Friday’s crash happened just before 5 p.m. after two Herndon men had just taken off from the airport.

Once in the air the plane began experiencing problems. The pilot tried to return to the airport but lost altitude and crashed into a nearby wooded area, said Virginia State Police spokeswoman Corinne Geller.

Both injured men were flown to the hospital, one of them in serious condition.

At least one of them was still in the hospital on Saturday, said Geller.

The plane went down less than a mile from the airport’s south airfield.

Emergency crews surrounded the crash scene – a rural neighborhood off of Lucasville Road in Bristow - but did not allow immediate access to the crash site Friday afternoon because federal investigators from the Federal Aviation Administration had not arrived.

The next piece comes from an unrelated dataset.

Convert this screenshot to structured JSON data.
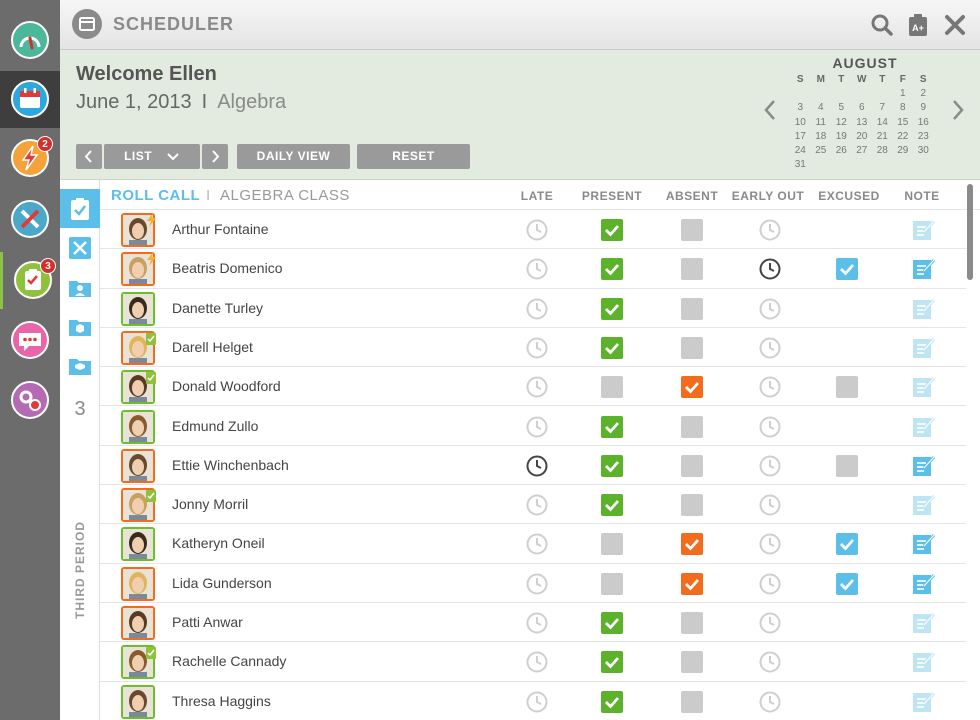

The two men inside the small craft may consider themselves lucky considering some of the crashes that have happened at the airport before.

Bob Halsall, Manassas’ Deputy Coordinator, and a city resident for more than 25-years, remembers a plane crash that killed the pilot while several thousand on the ground – many of them children – watched.

It happened on May 19, 1998 at the DARE air show, an event that was held annually at the Manassas airport and was part of local law enforcement’s drug enforcement education program.

Students from several local schools were at the airport that day to watch the show, said Halsall.

The plane, a propeller driven Sukhoi SU-29, entered a skidding turn in an attempt to awe the crowd.

When it reached the top of the loop, the airplane reversed direction to come out of the turn but drove into the ground, according to the National Transportation Safety Board.

The pilot was killed instantly.

Witnesses told crash investigators that the plane was “dangerously low” and needed at least 300 more feet to complete the turn, but they didn’t hear any unusual noises coming from the plane’s engines, according to the NTSB.

“When it comes to emergency management the airport is something that we have to keep on our radar at all times. It is so close to our rail system that dissects the city itself,” said Halsall.

The airport is home to mid-sized aviation firms such as Dulles Aviation and Colgan Air, operator of the doomed commuter plane that killed 50 people when it crashed outside of Buffalo, NY in Feb.

A Virginia Railway Express station also sits near the airport, and is the first station on the commuter rail system’s Manassas line.

Since 1984 at least 18 people have been killed in air crashes at or near the airport, according to NTSB records.